Merkel juga menegaskan kembali perlunya transit gas melalui Ukraina dalam proyek pembangunan pipa gas Nord Stream 2. Proyek itu akan memungkinkan Jerman menerima lebih banyak gas langsung dari Rusia.
Menyikapi hal tersebut, Presiden Vladimir Putin mengatakan kelanjutan gas mencapai Eropa melalui Ukraina akan tergantung pada argumen ekonomi.

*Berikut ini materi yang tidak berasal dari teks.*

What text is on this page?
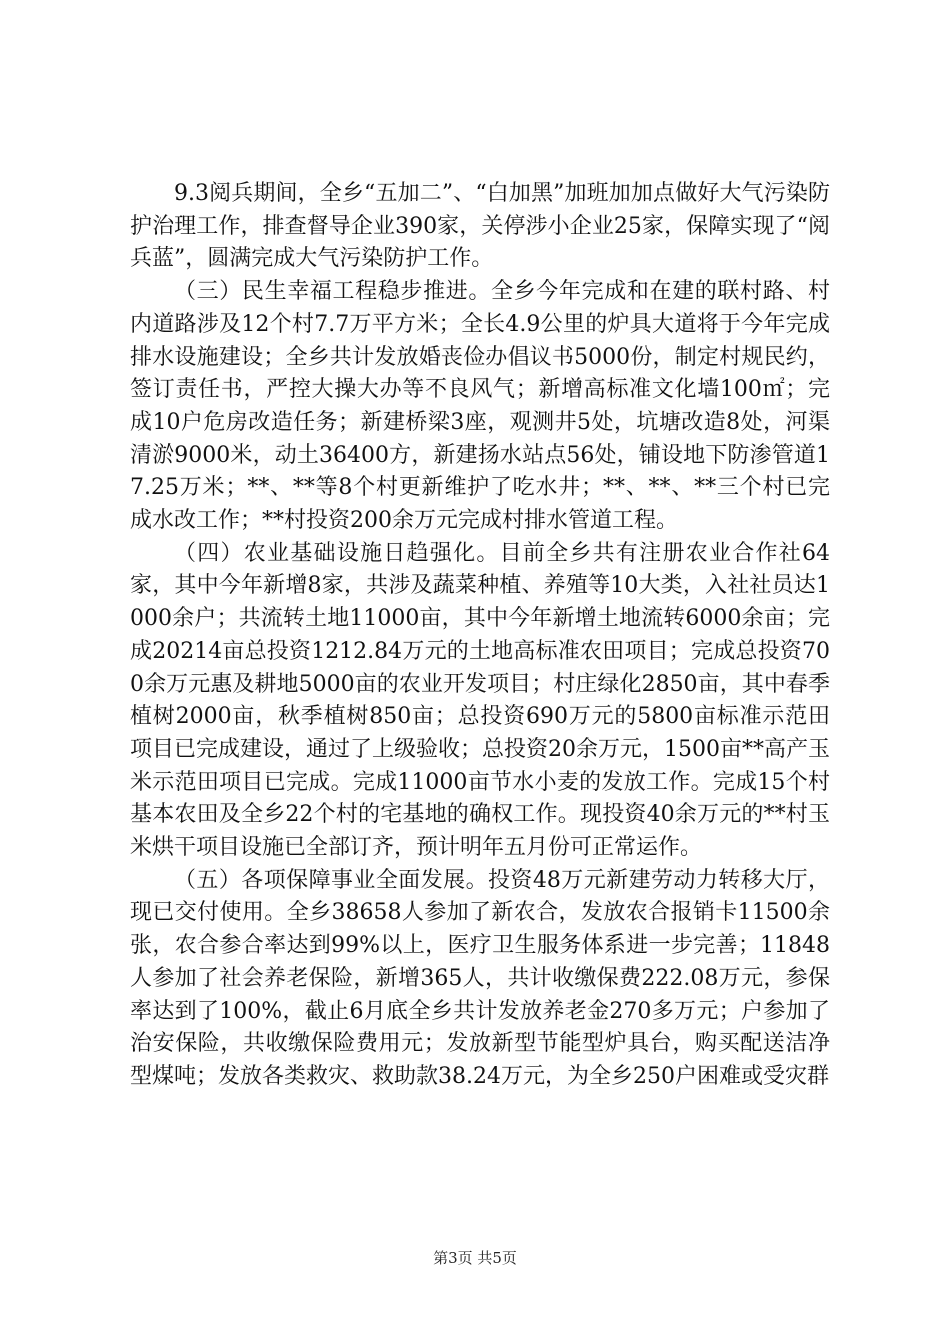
9.3阅兵期间，全乡“五加二”、“白加黑”加班加加点做好大气污染防护治理工作，排查督导企业390家，关停涉小企业25家，保障实现了“阅兵蓝”，圆满完成大气污染防护工作。

（三）民生幸福工程稳步推进。全乡今年完成和在建的联村路、村内道路涉及12个村7.7万平方米；全长4.9公里的炉具大道将于今年完成排水设施建设；全乡共计发放婚丧俭办倡议书5000份，制定村规民约，签订责任书，严控大操大办等不良风气；新增高标准文化墙100㎡；完成10户危房改造任务；新建桥梁3座，观测井5处，坑塘改造8处，河渠清淤9000米，动土36400方，新建扬水站点56处，铺设地下防渗管道17.25万米；**、**等8个村更新维护了吃水井；**、**、**三个村已完成水改工作；**村投资200余万元完成村排水管道工程。

（四）农业基础设施日趋强化。目前全乡共有注册农业合作社64家，其中今年新增8家，共涉及蔬菜种植、养殖等10大类，入社社员达1000余户；共流转土地11000亩，其中今年新增土地流转6000余亩；完成20214亩总投资1212.84万元的土地高标准农田项目；完成总投资700余万元惠及耕地5000亩的农业开发项目；村庄绿化2850亩，其中春季植树2000亩，秋季植树850亩；总投资690万元的5800亩标准示范田项目已完成建设，通过了上级验收；总投资20余万元，1500亩**高产玉米示范田项目已完成。完成11000亩节水小麦的发放工作。完成15个村基本农田及全乡22个村的宅基地的确权工作。现投资40余万元的**村玉米烘干项目设施已全部订齐，预计明年五月份可正常运作。

（五）各项保障事业全面发展。投资48万元新建劳动力转移大厅，现已交付使用。全乡38658人参加了新农合，发放农合报销卡11500余张，农合参合率达到99%以上，医疗卫生服务体系进一步完善；11848人参加了社会养老保险，新增365人，共计收缴保费222.08万元，参保率达到了100%，截止6月底全乡共计发放养老金270多万元；户参加了治安保险，共收缴保险费用元；发放新型节能型炉具台，购买配送洁净型煤吨；发放各类救灾、救助款38.24万元，为全乡250户困难或受灾群

第3页 共5页
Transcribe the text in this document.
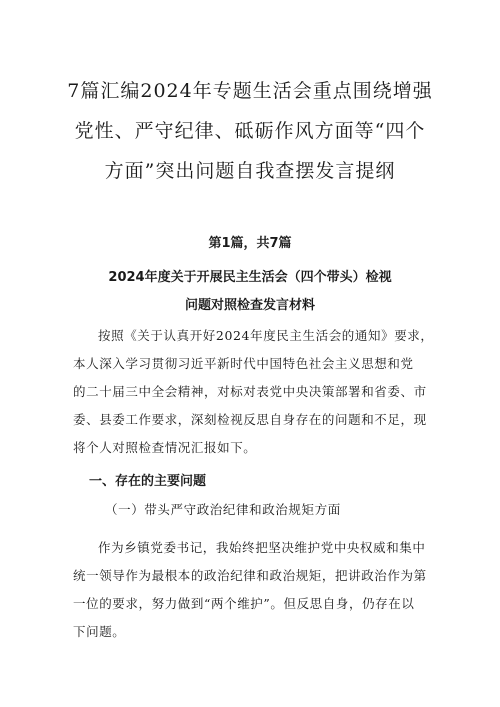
7篇汇编2024年专题生活会重点围绕增强
党性、严守纪律、砥砺作风方面等“四个
方面”突出问题自我查摆发言提纲
第1篇，共7篇
2024年度关于开展民主生活会（四个带头）检视
问题对照检查发言材料

按照《关于认真开好2024年度民主生活会的通知》要求，
本人深入学习贯彻习近平新时代中国特色社会主义思想和党
的二十届三中全会精神，对标对表党中央决策部署和省委、市
委、县委工作要求，深刻检视反思自身存在的问题和不足，现
将个人对照检查情况汇报如下。

一、存在的主要问题
（一）带头严守政治纪律和政治规矩方面

作为乡镇党委书记，我始终把坚决维护党中央权威和集中
统一领导作为最根本的政治纪律和政治规矩，把讲政治作为第
一位的要求，努力做到“两个维护”。但反思自身，仍存在以
下问题。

"(Proyek Nord Stream 2) tidak menutup kemungkinan untuk transit gas Rusia melalui Ukraina," kata Putin. "Saya hanya ingin menekankan bahwa hal utama adalah bahwa transit yang melalui Ukraina ini memerlukan persyaratan ekonomi". Demikian seperti dikutip dari The Financial Times, Minggu 19 Agustus 2018.
"Nord Stream 2 secara eksklusif merupakan proyek ekonomi," tegasnya.
Proyek pembangunan pipa gas tersebut telah menuai kritik dari Amerika Serikat --salah satu sekutu Jerman-- dan beberapa negara lain, termasuk Ukraina.
Amerika Serikat menekan Jerman untuk menghentikan proyek pipa tersebut, dengan alasan bahwa hal itu akan meningkatkan ketergantungan Jerman pada Rusia di sektor energi. Bahkan, pengamat internasional memperkirakan bahwa AS mungkin akan mengancam menjatuhkan sanksinya kepada kedua negara yang terlibat dalam Nord Stream 2 demi menegaskan agar proyek terebut terhenti sepenugnya.
Di sisi lain, Ukraina takut bahwa proyek pipa gas itu akan memungkinkan Rusia untuk memotongnya dari bisnis distribusi gas.
Sementara itu, tetangga Jerman di Eropa Timur juga menyuarakan keprihatinan tentang proyek itu, karena dianggap mampu memicu Rusia melakukan perambahan di wilayah yang dilintasi oleh pipa-pipa gas tersebut.
Pertemuan itu adalah pertama kalinya Putin bertatap muka dengan Merkel di Jerman --sejak sebelum konflik di Ukraina pecah pada 2014.
Pertemuan itu disebut mampu menjadi titik balik dalam hubungan Rusia-Jerman, karena setelahnya, menteri luar negeri kedua negara akan bertemu dalam waktu dekat, jelas Menlu Jerman Heiko Maas. Menlu Rusia Sergei Lavrov dijadwalkan akan berkunjung ke Berlin pada 14 September.
Stefan Meister dari German Council on Foreign Relations mengatakan, sementara tidak ada terobosan yang diharapkan dalam diskusi tentang konflik di Ukraina, masalah seperti Nord Stream 2, perang di Suriah, perjanjian nuklir Iran dan pecahnya perang perdagangan global akan mendorong Rusia-Jerman melakukan "sebuah pembicaraan politik yang dipicu oleh kepentingan pragmatis di kedua sisi".
"Kebijakan AS di bawah Presiden Donald Trump adalah pendorong penting dari hal ini," kata Meister. "Keduanya ingin mengirim sinyal ke Washington bahwa mereka tidak akan diperas oleh Trump."
Pertemuan itu, tambahnya, "menjadi kesempatan untuk menormalisasi hubungan Jerman-Rusia di tingkat kerja (antar menteri dan pejabat teknis)."